In handwritten vows, Mr. McCaskill told Mr. Johnson he had turned on lights in his heart that had gone dark. Mr. Johnson said that every day, Mr. McCaskill makes him feel like the only man on the planet. The broom Mr. Johnson knew they would one day jump was waiting for them when Ms. Jones pronounced them married. But the moment, both said, wasn’t just for them.
In addition to honoring Black couples who started the tradition because they couldn’t legally marry, they were thinking of generations of gay couples whose lifetime commitments also went unrecognized. “We wanted to honor our partnership and honor them,” Mr.
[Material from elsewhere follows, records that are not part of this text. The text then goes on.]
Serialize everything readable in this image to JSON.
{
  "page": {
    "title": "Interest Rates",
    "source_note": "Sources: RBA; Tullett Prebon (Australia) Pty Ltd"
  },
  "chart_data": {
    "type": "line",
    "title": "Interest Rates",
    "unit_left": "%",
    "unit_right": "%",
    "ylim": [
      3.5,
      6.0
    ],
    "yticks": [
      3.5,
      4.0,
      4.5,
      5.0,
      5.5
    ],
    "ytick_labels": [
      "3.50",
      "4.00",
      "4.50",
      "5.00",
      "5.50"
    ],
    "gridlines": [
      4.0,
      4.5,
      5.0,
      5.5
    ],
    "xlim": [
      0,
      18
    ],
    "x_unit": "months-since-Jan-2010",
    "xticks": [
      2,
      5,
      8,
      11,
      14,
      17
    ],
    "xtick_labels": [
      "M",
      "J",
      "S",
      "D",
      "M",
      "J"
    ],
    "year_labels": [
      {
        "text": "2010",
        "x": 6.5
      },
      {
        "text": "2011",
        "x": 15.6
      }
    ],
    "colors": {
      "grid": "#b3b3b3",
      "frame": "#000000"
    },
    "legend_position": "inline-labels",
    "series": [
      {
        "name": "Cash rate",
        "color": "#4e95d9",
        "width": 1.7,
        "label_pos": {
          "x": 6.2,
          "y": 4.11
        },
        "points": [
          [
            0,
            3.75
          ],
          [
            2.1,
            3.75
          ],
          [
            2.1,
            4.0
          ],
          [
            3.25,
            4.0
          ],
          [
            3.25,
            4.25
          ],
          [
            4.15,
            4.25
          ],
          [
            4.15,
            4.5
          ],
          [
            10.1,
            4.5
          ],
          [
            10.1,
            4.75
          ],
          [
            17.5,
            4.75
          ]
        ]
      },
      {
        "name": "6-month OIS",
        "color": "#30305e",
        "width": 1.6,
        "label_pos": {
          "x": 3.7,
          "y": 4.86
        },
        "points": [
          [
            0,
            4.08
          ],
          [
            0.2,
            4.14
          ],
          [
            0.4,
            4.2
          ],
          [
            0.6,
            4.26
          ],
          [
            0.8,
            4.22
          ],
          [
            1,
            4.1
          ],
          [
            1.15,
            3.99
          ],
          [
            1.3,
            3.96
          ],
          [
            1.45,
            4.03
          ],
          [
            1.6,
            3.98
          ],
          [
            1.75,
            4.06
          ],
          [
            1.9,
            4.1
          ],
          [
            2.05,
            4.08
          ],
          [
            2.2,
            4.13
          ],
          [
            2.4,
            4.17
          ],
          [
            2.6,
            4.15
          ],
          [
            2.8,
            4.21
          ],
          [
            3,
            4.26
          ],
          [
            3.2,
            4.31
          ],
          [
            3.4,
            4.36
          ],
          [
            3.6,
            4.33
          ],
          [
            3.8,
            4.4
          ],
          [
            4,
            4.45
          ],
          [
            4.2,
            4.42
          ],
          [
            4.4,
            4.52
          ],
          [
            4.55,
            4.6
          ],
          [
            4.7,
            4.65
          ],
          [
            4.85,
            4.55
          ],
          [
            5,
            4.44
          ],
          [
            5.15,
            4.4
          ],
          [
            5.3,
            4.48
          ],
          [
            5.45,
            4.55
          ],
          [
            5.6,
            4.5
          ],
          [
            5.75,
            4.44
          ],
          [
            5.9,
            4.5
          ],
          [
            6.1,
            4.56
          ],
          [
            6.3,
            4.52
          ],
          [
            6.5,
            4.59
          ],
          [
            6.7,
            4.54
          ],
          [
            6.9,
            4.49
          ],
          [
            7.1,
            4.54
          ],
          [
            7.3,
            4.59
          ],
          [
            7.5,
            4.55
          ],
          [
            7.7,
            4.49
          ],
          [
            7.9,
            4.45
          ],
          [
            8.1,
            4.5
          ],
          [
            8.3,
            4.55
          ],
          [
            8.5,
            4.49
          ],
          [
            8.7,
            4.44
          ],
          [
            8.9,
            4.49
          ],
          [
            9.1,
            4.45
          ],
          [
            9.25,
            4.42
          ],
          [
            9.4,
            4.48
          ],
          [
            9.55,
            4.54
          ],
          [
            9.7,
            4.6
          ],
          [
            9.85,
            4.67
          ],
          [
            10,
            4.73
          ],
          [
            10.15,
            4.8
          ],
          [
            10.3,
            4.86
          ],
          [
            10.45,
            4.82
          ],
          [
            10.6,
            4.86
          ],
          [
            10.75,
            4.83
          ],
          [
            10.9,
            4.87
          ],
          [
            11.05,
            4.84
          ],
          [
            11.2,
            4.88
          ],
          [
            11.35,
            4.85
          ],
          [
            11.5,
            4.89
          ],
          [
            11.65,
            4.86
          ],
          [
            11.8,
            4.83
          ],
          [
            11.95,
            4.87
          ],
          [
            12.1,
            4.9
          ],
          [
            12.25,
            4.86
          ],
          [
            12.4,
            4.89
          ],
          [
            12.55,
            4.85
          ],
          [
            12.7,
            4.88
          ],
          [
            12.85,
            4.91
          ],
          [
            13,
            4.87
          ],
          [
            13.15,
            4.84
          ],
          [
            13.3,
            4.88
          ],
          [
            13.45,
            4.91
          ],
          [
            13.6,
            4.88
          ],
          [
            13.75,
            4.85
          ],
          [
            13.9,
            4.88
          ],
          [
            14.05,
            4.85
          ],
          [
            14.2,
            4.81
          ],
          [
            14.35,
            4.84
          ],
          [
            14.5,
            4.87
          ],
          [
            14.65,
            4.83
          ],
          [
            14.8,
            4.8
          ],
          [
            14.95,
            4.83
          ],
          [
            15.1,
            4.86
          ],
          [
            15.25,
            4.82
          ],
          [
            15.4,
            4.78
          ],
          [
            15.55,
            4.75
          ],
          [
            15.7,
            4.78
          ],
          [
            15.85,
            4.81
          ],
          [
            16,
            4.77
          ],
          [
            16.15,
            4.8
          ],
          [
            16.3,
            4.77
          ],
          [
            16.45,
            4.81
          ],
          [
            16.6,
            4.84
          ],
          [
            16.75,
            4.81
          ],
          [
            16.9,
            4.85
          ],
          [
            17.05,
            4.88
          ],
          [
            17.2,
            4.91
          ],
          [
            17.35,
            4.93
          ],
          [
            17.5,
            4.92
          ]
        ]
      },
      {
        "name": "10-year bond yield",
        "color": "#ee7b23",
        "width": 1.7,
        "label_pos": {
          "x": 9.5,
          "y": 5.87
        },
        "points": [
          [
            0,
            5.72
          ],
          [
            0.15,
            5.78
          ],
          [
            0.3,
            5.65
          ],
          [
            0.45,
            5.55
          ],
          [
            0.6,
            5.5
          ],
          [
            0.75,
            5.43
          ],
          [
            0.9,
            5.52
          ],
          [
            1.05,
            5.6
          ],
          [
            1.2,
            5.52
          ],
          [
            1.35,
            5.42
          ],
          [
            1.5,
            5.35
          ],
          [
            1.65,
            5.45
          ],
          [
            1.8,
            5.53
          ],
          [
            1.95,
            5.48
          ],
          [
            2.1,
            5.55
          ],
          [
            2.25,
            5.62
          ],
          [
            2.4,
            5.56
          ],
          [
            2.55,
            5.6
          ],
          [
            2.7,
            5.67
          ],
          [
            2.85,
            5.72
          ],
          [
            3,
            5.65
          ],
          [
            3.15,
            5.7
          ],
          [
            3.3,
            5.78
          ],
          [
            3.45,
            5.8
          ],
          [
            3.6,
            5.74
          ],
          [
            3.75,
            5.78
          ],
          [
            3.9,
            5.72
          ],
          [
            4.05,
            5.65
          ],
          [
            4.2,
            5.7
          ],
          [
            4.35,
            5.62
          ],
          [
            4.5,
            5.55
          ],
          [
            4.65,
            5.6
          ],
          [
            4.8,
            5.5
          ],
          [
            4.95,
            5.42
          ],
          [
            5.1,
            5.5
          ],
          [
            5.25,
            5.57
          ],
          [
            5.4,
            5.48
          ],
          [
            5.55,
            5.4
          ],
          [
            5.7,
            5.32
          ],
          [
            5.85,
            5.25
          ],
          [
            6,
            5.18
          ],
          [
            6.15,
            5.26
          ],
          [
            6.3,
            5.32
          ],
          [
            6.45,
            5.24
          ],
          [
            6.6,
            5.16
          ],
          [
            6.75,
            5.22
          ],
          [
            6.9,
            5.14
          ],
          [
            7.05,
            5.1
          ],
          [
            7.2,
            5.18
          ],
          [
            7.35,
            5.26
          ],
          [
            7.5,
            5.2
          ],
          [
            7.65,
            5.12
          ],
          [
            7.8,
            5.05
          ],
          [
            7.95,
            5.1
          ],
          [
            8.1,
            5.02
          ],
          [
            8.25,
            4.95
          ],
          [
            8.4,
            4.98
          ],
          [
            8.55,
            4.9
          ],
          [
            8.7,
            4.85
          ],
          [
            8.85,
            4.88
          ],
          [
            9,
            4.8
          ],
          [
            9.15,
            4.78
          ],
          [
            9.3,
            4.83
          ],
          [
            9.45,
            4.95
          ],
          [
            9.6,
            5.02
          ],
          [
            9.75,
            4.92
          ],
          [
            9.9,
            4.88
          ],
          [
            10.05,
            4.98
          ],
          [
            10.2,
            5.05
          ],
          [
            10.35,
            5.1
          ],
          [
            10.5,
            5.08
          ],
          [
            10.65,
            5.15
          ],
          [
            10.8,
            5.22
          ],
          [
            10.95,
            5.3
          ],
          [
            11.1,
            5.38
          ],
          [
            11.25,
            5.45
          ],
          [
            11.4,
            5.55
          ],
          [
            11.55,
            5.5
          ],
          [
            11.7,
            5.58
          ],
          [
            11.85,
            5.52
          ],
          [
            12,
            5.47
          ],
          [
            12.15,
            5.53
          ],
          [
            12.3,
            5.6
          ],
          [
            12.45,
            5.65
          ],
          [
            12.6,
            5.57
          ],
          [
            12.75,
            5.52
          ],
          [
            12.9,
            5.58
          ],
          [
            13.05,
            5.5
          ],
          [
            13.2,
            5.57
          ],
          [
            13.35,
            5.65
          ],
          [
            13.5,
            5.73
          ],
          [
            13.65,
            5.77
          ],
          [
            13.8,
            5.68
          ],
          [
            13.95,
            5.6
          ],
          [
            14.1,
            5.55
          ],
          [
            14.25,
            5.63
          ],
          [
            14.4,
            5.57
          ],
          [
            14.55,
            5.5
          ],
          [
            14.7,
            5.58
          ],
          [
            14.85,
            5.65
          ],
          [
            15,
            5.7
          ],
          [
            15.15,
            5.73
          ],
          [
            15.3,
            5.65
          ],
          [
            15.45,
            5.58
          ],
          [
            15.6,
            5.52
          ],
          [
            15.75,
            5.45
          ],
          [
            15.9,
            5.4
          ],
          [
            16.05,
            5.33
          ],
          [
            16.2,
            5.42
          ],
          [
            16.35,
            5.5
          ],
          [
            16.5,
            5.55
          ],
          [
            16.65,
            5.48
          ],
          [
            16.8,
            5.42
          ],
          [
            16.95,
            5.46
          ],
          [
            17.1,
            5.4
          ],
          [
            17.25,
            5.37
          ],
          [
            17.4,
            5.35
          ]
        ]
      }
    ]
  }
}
McCaskill said.
The rest of the room did, too: “People cheered, because they all knew the symbolism,” he said. “They were ecstatic.”
On This Day
When Feb. 10, 2024
Where The Atlanta Biltmore Hotel, Atlanta
Two Grooms and a Gizmo When guests arrived at the Biltmore, they were greeted with wine and champagne. After the ceremony in the Imperial Ballroom, they gathered in the foyer for cocktails and passed hors d’oeuvres, including lamb chops and deviled eggs topped with caviar. Supper in the Georgian Ballroom was presented as a dual entree: marinated braised short ribs and chicken roulade. A wedding cake topper featured two miniature grooms and a miniature schnauzer, a nod to the couple’s beloved dog, Gizmo.
One Plus One Equals Everything A harpist and violinist from the Atlanta Symphony Orchestra played contemporary R&B songs as guests filed in for the ceremony. Minutes later, Caleb Sasser, a contestant on NBC’s “The Voice” sang the couple down the aisle to Beyoncé’s “1+1.” During cocktail hour, the Imperial Ballroom was transformed into what the couple called Club Love. “Our friends love to party, and we’re known for showing them a good time,” Mr. McCaskill said. Before the grooms danced the night away with friends, they shared their first dance as husbands to “Let’s Stay Together,” performed by Mr. Sasser.